Potremmo chiudere qui, dicendo che la salute minata del martire provocò in lui momentanei pericoli, ma la fortissima fibra resistette fino agli 88 anni.

«La mia vita è trascorsa così – dice padre Luli – ma non ho avuto nel cuore sentimenti di odio. Incontrato un giorno, dopo l’amnistia, uno dei miei torturatori, sentii l’impulso di salutarlo e lo baciai… Nel misterioso disegno di Dio, non conta tanto quello che noi facciamo, ma con che spirito lo facciamo.»

Mi viene in mente la vita di santa Rita da Cascia, la santa del perdono. Io credo che nell’uomo sia connaturale la vendetta, e tutta la Storia si muove su questo diabolico sentimento. Il perdono – quello vero, non quello peloso ostentato davanti ai mezzi di comunicazione di massa – è una virtù eroica; è, secondo me che sono un uomo qualunque, un dono sovrumano.

Non parlerò di quanto la Chiesa ha fatto in memoria di alcuni martiri albanesi, cosa scritta su questo libro.
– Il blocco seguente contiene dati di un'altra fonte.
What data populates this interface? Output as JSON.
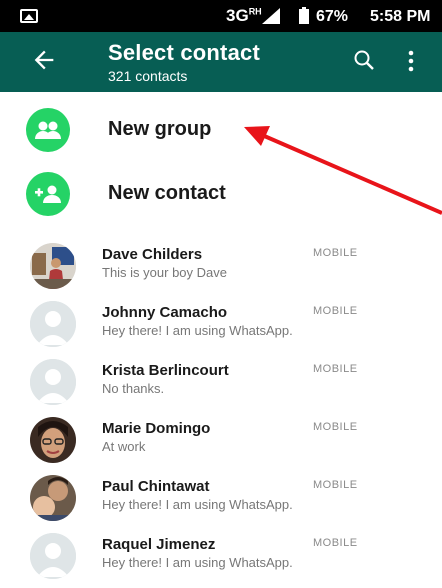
{
  "status_bar": {
    "network": "3G",
    "network_sup": "RH",
    "battery": "67%",
    "time": "5:58 PM"
  },
  "toolbar": {
    "title": "Select contact",
    "subtitle": "321 contacts"
  },
  "actions": [
    {
      "label": "New group",
      "icon": "group-icon"
    },
    {
      "label": "New contact",
      "icon": "add-contact-icon"
    }
  ],
  "contacts": [
    {
      "name": "Dave Childers",
      "status": "This is your boy Dave",
      "type": "MOBILE",
      "avatar": "photo"
    },
    {
      "name": "Johnny Camacho",
      "status": "Hey there! I am using WhatsApp.",
      "type": "MOBILE",
      "avatar": "default"
    },
    {
      "name": "Krista Berlincourt",
      "status": "No thanks.",
      "type": "MOBILE",
      "avatar": "default"
    },
    {
      "name": "Marie Domingo",
      "status": "At work",
      "type": "MOBILE",
      "avatar": "photo"
    },
    {
      "name": "Paul Chintawat",
      "status": "Hey there! I am using WhatsApp.",
      "type": "MOBILE",
      "avatar": "photo"
    },
    {
      "name": "Raquel Jimenez",
      "status": "Hey there! I am using WhatsApp.",
      "type": "MOBILE",
      "avatar": "default"
    }
  ],
  "colors": {
    "toolbar": "#075e54",
    "accent": "#25d366",
    "annotation_arrow": "#e8141a"
  }
}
Ci sono però esistenze – e quella di padre Anton Luli è una di esse – sconosciute (il mondo celebra e ricorda più i macellai che i Santi) che si oppongono alla disperazione dell’orrore della Storia: sono esse che danno il coraggio di andare avanti illuminando il cammino con la lanterna che portano sulla spalla, la quale fa luce a chi viene dopo, e non a loro che camminano nel buio della ferocia umana!